The packages can be hardlinked from this cache directory.

Cleanup

While the approach above allows each RPM to be downloaded only once, it will eventually result in the Koji volume being mirrored locally. Most of the packages will however no longer be needed.

There is a script pungi-cache-cleanup that can help with that. It can find and remove files from the cache that are no longer needed.

A file is no longer needed if it has a single link (meaning it is only in the cache, not in any compose), and it has mtime older than a given threshold.

It doesn’t make sense to delete files that are hardlinked in an existing compose as it would not save any space anyway.

The mtime check is meant to preserve files that are downloaded but not actually used in a compose, like a subpackage that is not included in any variant. Every time its existence in the local cache is checked, the mtime is updated.

Race conditions?

It should be safe to have multiple compose hosts share the same storage volume for generated composes and local cache.
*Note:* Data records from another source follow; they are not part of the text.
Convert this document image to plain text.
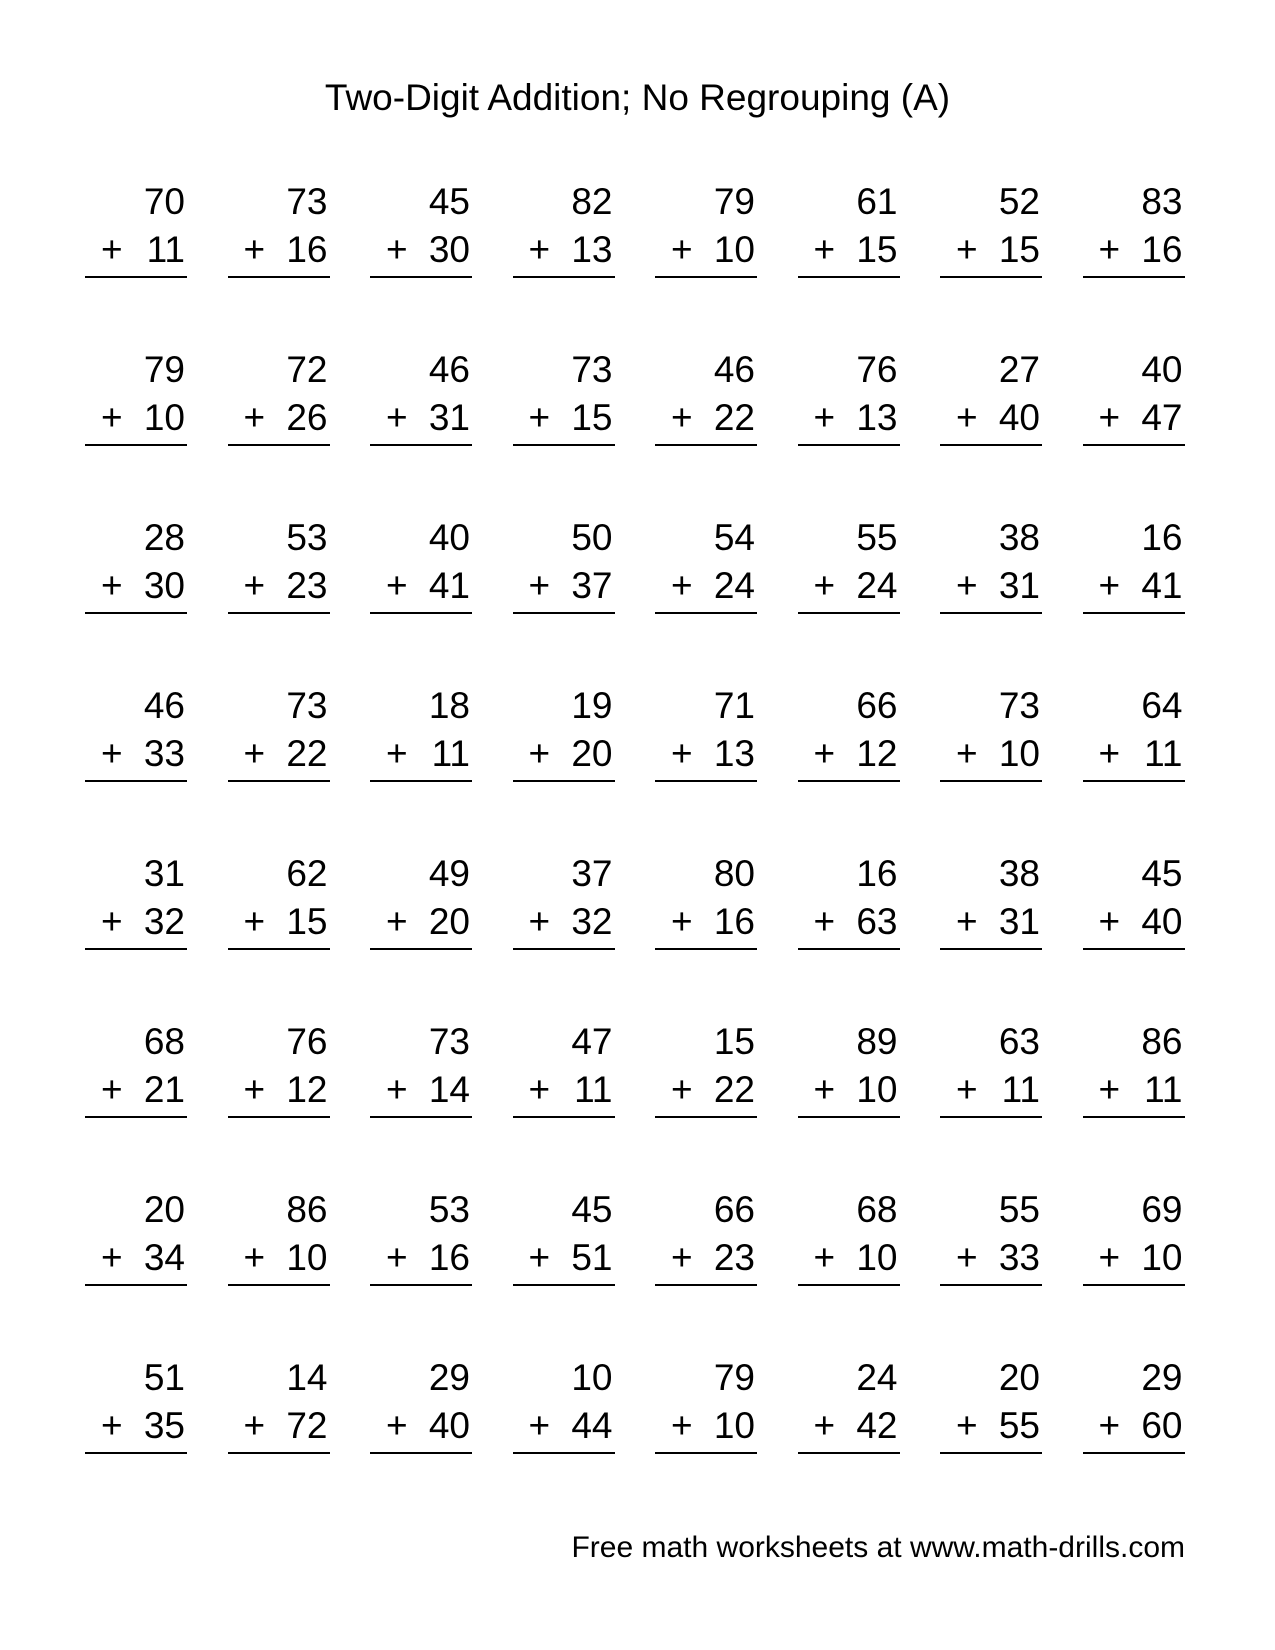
Two-Digit Addition; No Regrouping (A)
70
+ 11
73
+ 16
45
+ 30
82
+ 13
79
+ 10
61
+ 15
52
+ 15
83
+ 16
79
+ 10
72
+ 26
46
+ 31
73
+ 15
46
+ 22
76
+ 13
27
+ 40
40
+ 47
28
+ 30
53
+ 23
40
+ 41
50
+ 37
54
+ 24
55
+ 24
38
+ 31
16
+ 41
46
+ 33
73
+ 22
18
+ 11
19
+ 20
71
+ 13
66
+ 12
73
+ 10
64
+ 11
31
+ 32
62
+ 15
49
+ 20
37
+ 32
80
+ 16
16
+ 63
38
+ 31
45
+ 40
68
+ 21
76
+ 12
73
+ 14
47
+ 11
15
+ 22
89
+ 10
63
+ 11
86
+ 11
20
+ 34
86
+ 10
53
+ 16
45
+ 51
66
+ 23
68
+ 10
55
+ 33
69
+ 10
51
+ 35
14
+ 72
29
+ 40
10
+ 44
79
+ 10
24
+ 42
20
+ 55
29
+ 60
Free math worksheets at www.math-drills.com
If a cache file is accessed and it exists, there’s no risk of race condition.

If two composes need the same file at the same time and it is not present yet, one of them will take a lock on it and start downloading. The other will wait until the download is finished.
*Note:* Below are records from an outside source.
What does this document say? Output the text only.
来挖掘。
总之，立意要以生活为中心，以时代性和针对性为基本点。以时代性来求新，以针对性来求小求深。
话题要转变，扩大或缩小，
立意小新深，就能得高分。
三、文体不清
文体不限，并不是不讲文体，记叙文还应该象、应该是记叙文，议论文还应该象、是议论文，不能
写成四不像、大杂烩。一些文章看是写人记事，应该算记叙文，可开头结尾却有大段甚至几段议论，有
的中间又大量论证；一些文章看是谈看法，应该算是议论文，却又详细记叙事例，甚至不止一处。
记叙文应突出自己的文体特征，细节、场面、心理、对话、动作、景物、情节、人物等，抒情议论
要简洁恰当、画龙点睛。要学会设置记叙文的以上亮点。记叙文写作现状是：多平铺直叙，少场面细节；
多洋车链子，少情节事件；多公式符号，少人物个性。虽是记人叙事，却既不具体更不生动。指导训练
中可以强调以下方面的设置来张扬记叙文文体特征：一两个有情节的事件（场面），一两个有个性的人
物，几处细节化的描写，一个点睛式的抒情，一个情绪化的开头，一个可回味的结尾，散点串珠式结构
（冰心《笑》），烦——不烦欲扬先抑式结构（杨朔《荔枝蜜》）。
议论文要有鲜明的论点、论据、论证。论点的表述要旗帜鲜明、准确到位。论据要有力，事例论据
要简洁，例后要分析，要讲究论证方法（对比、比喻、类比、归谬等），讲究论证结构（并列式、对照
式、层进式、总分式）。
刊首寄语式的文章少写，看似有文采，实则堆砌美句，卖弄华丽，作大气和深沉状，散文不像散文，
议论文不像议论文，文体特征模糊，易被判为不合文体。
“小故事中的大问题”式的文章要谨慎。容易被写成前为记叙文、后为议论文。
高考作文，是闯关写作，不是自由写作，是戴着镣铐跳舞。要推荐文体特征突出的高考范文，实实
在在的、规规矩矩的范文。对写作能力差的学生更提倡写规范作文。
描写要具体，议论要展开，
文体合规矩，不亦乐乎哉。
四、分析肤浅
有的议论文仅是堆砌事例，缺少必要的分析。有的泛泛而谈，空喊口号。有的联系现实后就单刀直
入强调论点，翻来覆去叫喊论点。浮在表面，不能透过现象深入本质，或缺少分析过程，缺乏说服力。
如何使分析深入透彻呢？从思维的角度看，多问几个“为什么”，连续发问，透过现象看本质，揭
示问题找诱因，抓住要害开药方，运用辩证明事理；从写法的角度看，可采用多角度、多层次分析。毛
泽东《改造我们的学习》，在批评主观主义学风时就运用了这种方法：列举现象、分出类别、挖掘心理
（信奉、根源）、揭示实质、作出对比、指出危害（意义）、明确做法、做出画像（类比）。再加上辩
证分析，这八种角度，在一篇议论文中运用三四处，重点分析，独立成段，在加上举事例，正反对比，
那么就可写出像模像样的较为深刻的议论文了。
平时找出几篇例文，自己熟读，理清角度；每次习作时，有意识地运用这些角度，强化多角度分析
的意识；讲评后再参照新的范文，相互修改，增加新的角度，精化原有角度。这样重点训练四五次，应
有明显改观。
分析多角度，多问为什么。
The lock is only valid for a set amount of time (5 minutes) to avoid issues where the downloading process is killed in a way that blocks it from releasing the lock.

If the file is large and network slow, the limit may not be enough finish downloading. In that case the second process will steal the lock while the first process is still downloading. This will result in the same file being downloaded twice.

When the first process finishes the download, it will put the file into the local cache location. When the second process finishes, it will atomically replace it, but since it’s the same file it will be the same file.

If the first compose already managed to hardlink the file before it gets replaced, there will be two copies of the file present locally.

Integrity checking

There is minimal integrity checking. RPM packages belonging to real builds will be check to match the checksum provided by Koji hub.

There is no checking for scratch builds or any images.